Aunque, la verdad, cuando Yosi se pone intenso, seudomoralista y pretendidamente celiniano (el tipo tiene la jeta de titular una canción literalmente Viajando al fin de la noche, hay que echarle huevos), me sigue sonrojando. Esas letras suenan a poesías cursis de quinceañera enamorada y no correspondida -pero cantadas o recitadas por una voz ronquísima de asaltador de caminos-. A mí me gustan las canciones que gustan en la verbena, las que hablan de beber, de follar y de rock en la plaza del pueblo.

Fíjense: he tenido que leer a Foucault y a Kafka, ver a Kieslowski y a Godard y escuchar a Mahler para descubrir que soy un tío simple que goza con canciones que dicen:

Al día siguiente lo tenía irritado,
ay, qué horror, estaba todo colorado.

O:

Es fin de semana y queremos acción.
La noche se estremece con el rock and roll.

Qué camino más largo para darme cuenta de que soy más simple que un botijo. Pero feliz, eso sí.

Ah, me olvidaba, el título de la entrada es por esto:

ROSAS Y COCAÍNA

Estoy escuchando mi último pequeño cuelgue musical, una moza canadiense llamada Carolyn Mark que hace ese country rock americano tan grato al oído (a mi rústico oído, al menos).
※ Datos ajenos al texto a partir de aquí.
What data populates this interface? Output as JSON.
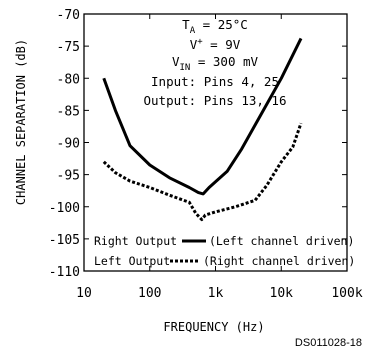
{
  "chart_data": {
    "type": "line",
    "xlabel": "FREQUENCY (Hz)",
    "ylabel": "CHANNEL SEPARATION (dB)",
    "xscale": "log",
    "xlim": [
      10,
      100000
    ],
    "ylim": [
      -110,
      -70
    ],
    "xticks": [
      10,
      100,
      1000,
      10000,
      100000
    ],
    "xtick_labels": [
      "10",
      "100",
      "1k",
      "10k",
      "100k"
    ],
    "yticks": [
      -70,
      -75,
      -80,
      -85,
      -90,
      -95,
      -100,
      -105,
      -110
    ],
    "ytick_labels": [
      "-70",
      "-75",
      "-80",
      "-85",
      "-90",
      "-95",
      "-100",
      "-105",
      "-110"
    ],
    "grid": false,
    "conditions": {
      "ta_sym": "T",
      "ta_sub": "A",
      "ta_val": " = 25°C",
      "vplus": "V",
      "vplus_sup": "+",
      "vplus_val": " = 9V",
      "vin_sym": "V",
      "vin_sub": "IN",
      "vin_val": " = 300 mV",
      "input": "Input: Pins 4, 25",
      "output": "Output: Pins 13, 16"
    },
    "legend": {
      "placement": "bottom",
      "entries": [
        {
          "label": "Right Output",
          "desc": "(Left channel driven)",
          "style": "solid"
        },
        {
          "label": "Left Output",
          "desc": "(Right channel driven)",
          "style": "dotted"
        }
      ]
    },
    "series": [
      {
        "style": "solid",
        "points": [
          [
            20,
            -80
          ],
          [
            30,
            -85
          ],
          [
            50,
            -90.5
          ],
          [
            100,
            -93.5
          ],
          [
            200,
            -95.5
          ],
          [
            400,
            -97
          ],
          [
            550,
            -97.8
          ],
          [
            650,
            -98
          ],
          [
            800,
            -97
          ],
          [
            1500,
            -94.5
          ],
          [
            2500,
            -91
          ],
          [
            5000,
            -85.5
          ],
          [
            10000,
            -80
          ],
          [
            20000,
            -73.8
          ]
        ]
      },
      {
        "style": "dotted",
        "points": [
          [
            20,
            -93
          ],
          [
            30,
            -94.7
          ],
          [
            50,
            -96
          ],
          [
            100,
            -97
          ],
          [
            200,
            -98.2
          ],
          [
            400,
            -99.3
          ],
          [
            500,
            -101
          ],
          [
            620,
            -102
          ],
          [
            700,
            -101.3
          ],
          [
            1000,
            -100.8
          ],
          [
            2000,
            -100
          ],
          [
            4000,
            -99
          ],
          [
            6000,
            -96.7
          ],
          [
            10000,
            -93
          ],
          [
            15000,
            -90.7
          ],
          [
            20000,
            -87
          ]
        ]
      }
    ]
  },
  "figure_code": "DS011028-18"
}
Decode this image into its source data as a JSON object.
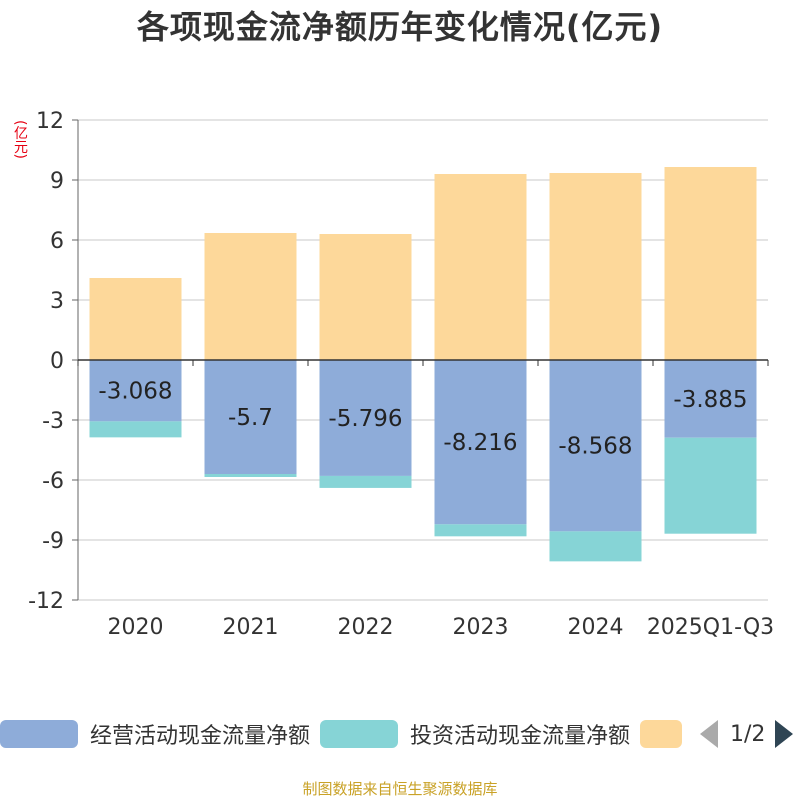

Su último disco lo ha hecho a medias con un colega de Toronto llamado NQ Arbuckle, que tiene una voz levemente rasgada, como de rockero viejo de bar de carretera, y una de las que canta él, Too Sober To Sleep, empieza así:

God blessed those girls from Barcelona
Who smelled the roses and cocaine.
I hope they know their parents missed them,
So did the sunny shores of Spain.

Es decir, más o menos:

Dios bendiga a esas chicas de Barcelona
que olían/esnifaban rosas y cocaína.
Espero que sepan que sus padres las echaban de menos,
las soleadas costas de España también (las echaban de menos).

¿Dónde estarán esas chicas? En Barcelona, no, ya lo dice la canción. Quizás en Toronto, haciendo un postgrado en Filología Inuit. Y por Toronto andan desmelenadas dándole a las rosas y a la farlopa. Es muy tierno el paternalismo del rockero, que piensa en los padres de las criaturas. Esos mecánicos de la Renfe o esos prejubilados de la Seat que, en un piso mal iluminado del barrio de Sants, se meten en el Facebook de sus hijas y les preguntan si necesitan que les envíen más dinero por Western Union para pasar el mes. Si supieran que estas mocitas se están puliendo los ahorros familiares en rosas y cocaína…

¿Dónde han quedado los rockeros que, cuando ven a una chica de Barcelona en Toronto a las cuatro de la mañana puesta hasta las trancas de cocaína, en lo último que piensan es en sus padres? ¿Qué le está pasando al rock? ¿Están todos viejos chochos y cuando ven a una chica ya no ven una vagina a la que hay que tomar al asalto, sino a la hija que nunca tuvieron? Que se pare el mundo, que me bajo, que yo con unos rockeros así de tiernos no quiero saber nada.